The structure means that applications with high availability requirements need to be deployed to multiple sites.
“Where we have two or more data centres, and we have our OpenStack clouds deployed across that, they're not connected in any way aside from Layer 3 networking, so that means that applications need to deploy themselves across both sites to get high availability, or [across] other sites as required,” Powell said.
The agency has “both x86 and IBM Power compute nodes within [its] OpenStack clouds”, and has a “standard rack design” that it uses to house its OpenStack infrastructure.
“One of the principles we really wanted to take with OpenStack is we wanted to simplify infrastructure and the way we were working,” Powell said.
“We didn't want to build complex infrastructure solutions. We wanted really simple, easy to manage infrastructure.
“We had a standard rack design, which helped us for simplicity with our physical hardware.
“Our racks come in pairs.

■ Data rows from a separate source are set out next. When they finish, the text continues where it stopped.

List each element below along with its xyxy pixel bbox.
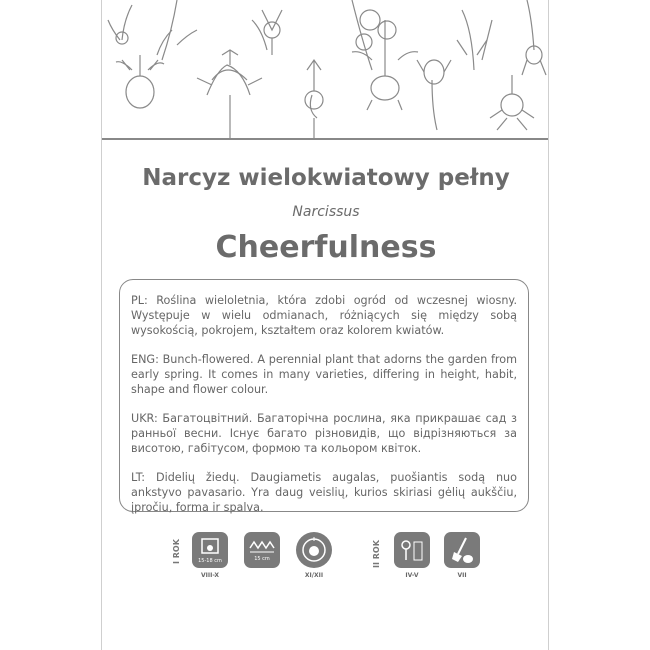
digging-caption: VII xyxy=(457,572,467,579)
description-pl: PL: Roślina wieloletnia, która zdobi ogród od wczesnej wiosny. Występuje w wielu odmianach, różniących się między sobą wysokością, pokrojem, kształtem oraz kolorem kwiatów. xyxy=(131,294,517,337)
flowering-time-icon xyxy=(296,532,332,568)
variety-name: Cheerfulness xyxy=(215,230,437,265)
care-icons xyxy=(102,528,549,588)
plant-name: Narcyz wielokwiatowy pełny xyxy=(142,165,510,191)
year1-label: I ROK xyxy=(172,539,181,564)
description-lt: LT: Didelių žiedų. Daugiametis augalas, puošiantis sodą nuo ankstyvo pavasario. Yra daug veislių, kurios skiriasi gėlių aukščiu, įpročiu, forma ir spalva. xyxy=(131,471,517,514)
planting-depth-caption: VIII-X xyxy=(201,572,219,579)
spacing-icon: 15 cm xyxy=(244,532,280,568)
description-ukr: UKR: Багатоцвітний. Багаторічна рослина, яка прикрашає сад з ранньої весни. Існує багато різновидів, що відрізняються за висотою, габітусом, формою та кольором квіток. xyxy=(131,412,517,455)
flowering-icon xyxy=(394,532,430,568)
digging-icon xyxy=(444,532,480,568)
description-box xyxy=(119,279,529,512)
botanical-illustration xyxy=(102,0,549,140)
flowering-time-caption: XI/XII xyxy=(304,572,324,579)
latin-name: Narcissus xyxy=(292,204,360,220)
flowering-caption: IV-V xyxy=(405,572,419,579)
description-eng: ENG: Bunch-flowered. A perennial plant that adorns the garden from early spring. It comes in many varieties, differing in height, habit, shape and flower colour. xyxy=(131,353,517,396)
seed-packet-card xyxy=(101,0,549,650)
planting-depth-icon: 15-18 cm xyxy=(192,532,228,568)
year2-label: II ROK xyxy=(372,540,381,568)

We have compute nodes in the top and then we have our switching and then we have our Ceph [software-defined storage] nodes, and then below that we have our Swift [object storage] nodes.

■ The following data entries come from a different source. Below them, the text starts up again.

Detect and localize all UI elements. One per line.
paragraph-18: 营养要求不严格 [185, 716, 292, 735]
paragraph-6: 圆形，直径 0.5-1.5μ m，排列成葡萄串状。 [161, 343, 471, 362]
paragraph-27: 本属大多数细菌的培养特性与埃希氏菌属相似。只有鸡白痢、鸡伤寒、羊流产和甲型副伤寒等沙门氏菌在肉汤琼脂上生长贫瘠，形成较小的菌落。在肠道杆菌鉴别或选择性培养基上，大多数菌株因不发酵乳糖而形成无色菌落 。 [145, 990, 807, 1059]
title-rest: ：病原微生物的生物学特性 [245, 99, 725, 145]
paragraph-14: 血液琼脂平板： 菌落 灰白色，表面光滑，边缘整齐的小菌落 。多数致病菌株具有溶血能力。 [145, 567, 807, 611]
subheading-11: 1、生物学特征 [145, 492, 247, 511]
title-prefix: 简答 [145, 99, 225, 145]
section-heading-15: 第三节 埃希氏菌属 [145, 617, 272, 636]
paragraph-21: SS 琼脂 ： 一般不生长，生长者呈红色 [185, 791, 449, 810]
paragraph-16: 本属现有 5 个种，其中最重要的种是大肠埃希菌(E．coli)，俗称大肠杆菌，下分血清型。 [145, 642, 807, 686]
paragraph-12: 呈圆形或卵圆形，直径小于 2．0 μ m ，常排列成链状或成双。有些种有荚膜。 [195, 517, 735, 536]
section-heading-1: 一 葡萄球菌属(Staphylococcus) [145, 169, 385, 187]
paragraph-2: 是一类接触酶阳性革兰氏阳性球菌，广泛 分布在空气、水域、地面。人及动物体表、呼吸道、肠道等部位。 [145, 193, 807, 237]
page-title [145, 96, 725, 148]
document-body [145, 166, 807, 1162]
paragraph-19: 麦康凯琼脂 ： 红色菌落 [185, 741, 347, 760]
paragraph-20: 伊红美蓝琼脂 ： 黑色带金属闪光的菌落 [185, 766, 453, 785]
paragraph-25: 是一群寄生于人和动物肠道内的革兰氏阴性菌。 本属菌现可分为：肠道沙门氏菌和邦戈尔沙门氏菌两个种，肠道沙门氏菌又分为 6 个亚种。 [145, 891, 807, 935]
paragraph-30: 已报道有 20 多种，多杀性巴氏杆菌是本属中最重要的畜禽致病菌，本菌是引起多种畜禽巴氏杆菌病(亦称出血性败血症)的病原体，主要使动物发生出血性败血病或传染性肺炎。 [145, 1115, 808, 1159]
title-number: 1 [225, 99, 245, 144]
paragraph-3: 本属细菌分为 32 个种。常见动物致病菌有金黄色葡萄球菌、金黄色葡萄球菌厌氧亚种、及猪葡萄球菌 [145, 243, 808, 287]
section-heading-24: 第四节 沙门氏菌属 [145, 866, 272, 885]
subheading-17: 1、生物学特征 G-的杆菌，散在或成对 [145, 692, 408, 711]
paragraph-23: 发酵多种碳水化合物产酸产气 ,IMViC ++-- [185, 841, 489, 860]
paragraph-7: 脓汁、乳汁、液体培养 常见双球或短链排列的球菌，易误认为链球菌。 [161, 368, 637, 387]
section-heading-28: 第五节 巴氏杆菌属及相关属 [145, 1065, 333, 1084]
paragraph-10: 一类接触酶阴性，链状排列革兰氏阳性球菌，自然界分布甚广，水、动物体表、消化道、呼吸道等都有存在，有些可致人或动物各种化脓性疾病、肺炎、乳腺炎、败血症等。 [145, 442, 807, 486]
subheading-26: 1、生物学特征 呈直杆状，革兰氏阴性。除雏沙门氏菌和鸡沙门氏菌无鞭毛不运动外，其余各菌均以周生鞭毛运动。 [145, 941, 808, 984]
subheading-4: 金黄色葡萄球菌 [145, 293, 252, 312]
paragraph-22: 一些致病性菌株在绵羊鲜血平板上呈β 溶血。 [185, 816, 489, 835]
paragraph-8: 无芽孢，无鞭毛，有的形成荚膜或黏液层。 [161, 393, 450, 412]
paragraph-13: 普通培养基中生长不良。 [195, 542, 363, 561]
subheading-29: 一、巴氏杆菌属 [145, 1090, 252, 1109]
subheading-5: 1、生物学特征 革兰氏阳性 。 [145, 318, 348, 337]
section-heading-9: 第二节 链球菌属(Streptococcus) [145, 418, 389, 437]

“We have IBM and x86 hardware in these racks, and the racks are cross-cabled for redundancy."
Powell said that the agency also had security constraints around standing up the environment, as well as requirements for performance and scalability.

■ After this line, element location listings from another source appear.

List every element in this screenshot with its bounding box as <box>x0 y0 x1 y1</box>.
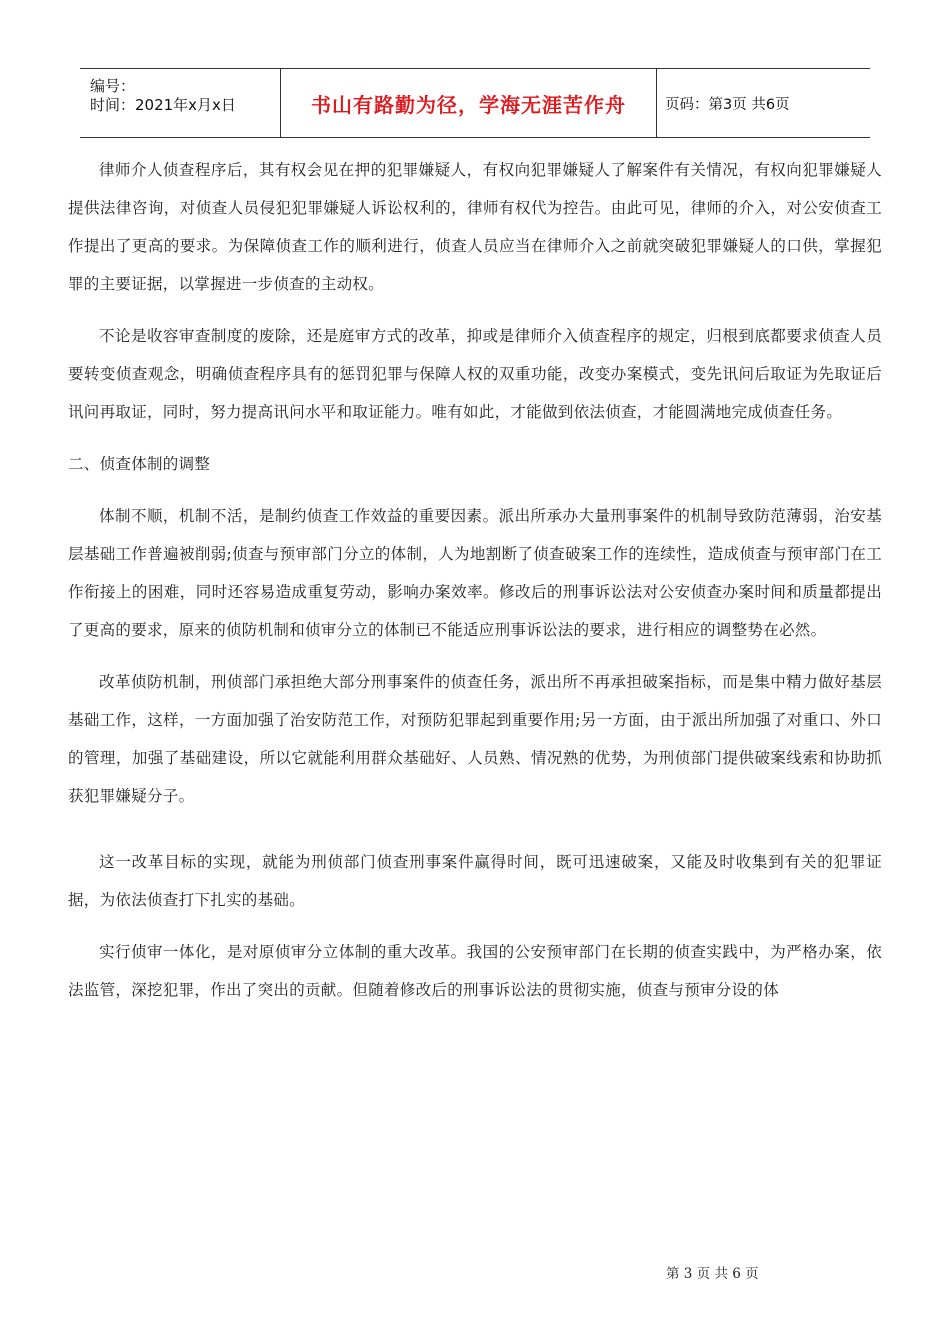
document-body <box>68 151 882 1023</box>
header-meta-cell <box>80 69 280 137</box>
paragraph: 体制不顺，机制不活，是制约侦查工作效益的重要因素。派出所承办大量刑事案件的机制导致防范薄弱，治安基层基础工作普遍被削弱;侦查与预审部门分立的体制，人为地割断了侦查破案工作的连续性，造成侦查与预审部门在工作衔接上的困难，同时还容易造成重复劳动，影响办案效率。修改后的刑事诉讼法对公安侦查办案时间和质量都提出了更高的要求，原来的侦防机制和侦审分立的体制已不能适应刑事诉讼法的要求，进行相应的调整势在必然。 <box>68 507 882 639</box>
header-motto-cell <box>280 69 657 137</box>
paragraph: 改革侦防机制，刑侦部门承担绝大部分刑事案件的侦查任务，派出所不再承担破案指标，而是集中精力做好基层基础工作，这样，一方面加强了治安防范工作，对预防犯罪起到重要作用;另一方面，由于派出所加强了对重口、外口的管理，加强了基础建设，所以它就能利用群众基础好、人员熟、情况熟的优势，为刑侦部门提供破案线索和协助抓获犯罪嫌疑分子。 <box>68 673 882 805</box>
paragraph: 这一改革目标的实现，就能为刑侦部门侦查刑事案件赢得时间，既可迅速破案，又能及时收集到有关的犯罪证据，为依法侦查打下扎实的基础。 <box>68 853 882 909</box>
header-page-cell <box>656 69 870 137</box>
page-footer: 第 3 页 共 6 页 <box>666 1266 759 1282</box>
paragraph: 律师介人侦查程序后，其有权会见在押的犯罪嫌疑人，有权向犯罪嫌疑人了解案件有关情况，有权向犯罪嫌疑人提供法律咨询，对侦查人员侵犯犯罪嫌疑人诉讼权利的，律师有权代为控告。由此可见，律师的介入，对公安侦查工作提出了更高的要求。为保障侦查工作的顺利进行，侦查人员应当在律师介入之前就突破犯罪嫌疑人的口供，掌握犯罪的主要证据，以掌握进一步侦查的主动权。 <box>68 161 882 293</box>
document-header <box>80 68 870 138</box>
motto-text: 书山有路勤为径，学海无涯苦作舟 <box>311 93 626 117</box>
time-label: 时间：2021年x月x日 <box>90 96 236 114</box>
page-info: 页码：第3页 共6页 <box>665 97 790 113</box>
paragraph: 实行侦审一体化，是对原侦审分立体制的重大改革。我国的公安预审部门在长期的侦查实践中，为严格办案，依法监管，深挖犯罪，作出了突出的贡献。但随着修改后的刑事诉讼法的贯彻实施，侦查与预审分设的体 <box>68 943 882 999</box>
number-label: 编号： <box>90 77 136 95</box>
paragraph: 不论是收容审查制度的废除，还是庭审方式的改革，抑或是律师介入侦查程序的规定，归根到底都要求侦查人员要转变侦查观念，明确侦查程序具有的惩罚犯罪与保障人权的双重功能，改变办案模式，变先讯问后取证为先取证后讯问再取证，同时，努力提高讯问水平和取证能力。唯有如此，才能做到依法侦查，才能圆满地完成侦查任务。 <box>68 327 882 421</box>
section-heading: 二、侦查体制的调整 <box>68 455 211 473</box>
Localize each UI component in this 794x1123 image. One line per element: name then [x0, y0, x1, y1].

“We obviously run some of the country's largest applications and most public-facing applications, certainly for the government, if not wholly for Australia,” he noted.
On top of the OpenStack foundation, Services Australia has deployed “multicluster OpenShift”.
“We essentially have multiple clusters per OpenStack cloud,” Powell said.
“We have eight production OpenShift clusters - four in each of our primary data centres.
“They're all functionally the same, but they have different labels attached and that's really to support how our development community expects things to work.
“So we have a dev OpenShift cluster, we have a test OpenShift cluster, we have a staging or pre-production OpenShift cluster, and then we have a production OpenShift cluster."
Powell said that all OpenShift clusters at present are x86-based.
“We don't have any Power clusters,” he said. “We're hoping to evolve that in the near future.”
Some of the challenges
Powell made some general observations of Services Australia’s experiences with OpenStack and OpenShift, noting the agency started the program of work with “a small team” and “lots of new technology”.
“That was quite difficult, really, in the beginning, where we had a small team of five or six people that were building and deploying OpenStack and OpenShift,” he said.
“There was a lot of upskilling and cross-skilling required.”
Powell said that things had taken longer than originally expected.
“It always takes longer than you expect - I don't think this would be a great surprise to anybody,” he said.
“We were implementing lots of new things here - [there was] lots of technology change, but lots of ways of working changes [as well] and it did take us longer than we first thought.
“So, spend as much time as you can in design and thinking about what you're going to do, but inevitably, you've got to deliver at some point, so there's a balance to strike there.”
He said that having a good internal lab to test the technology is also “critical”.
“Aside from whatever the vendor is testing, it's really good to be able to test it in your environment with your networking and other integrations that you have that are specific to your landscape,” he said.
“We've had an evolving lab story where we started out with a small lab and we've been able to grow that, so we've had good support here to be able to do that.
“But I think if people aren't investing in a lab, then you're going to get poor outcomes in production. It's kind of a no-brainer.”
As for where the agency is headed next, Powell said it is looking to move up to OpenStack 16 - with features including active-active load balancing upgraded virtual network - and OpenShift 4.
Updated, 7.52am: An eagle-eyed reader has spotted that Powell has moved on from Services Australia since this presentation. The story has been briefly updated to reflect this.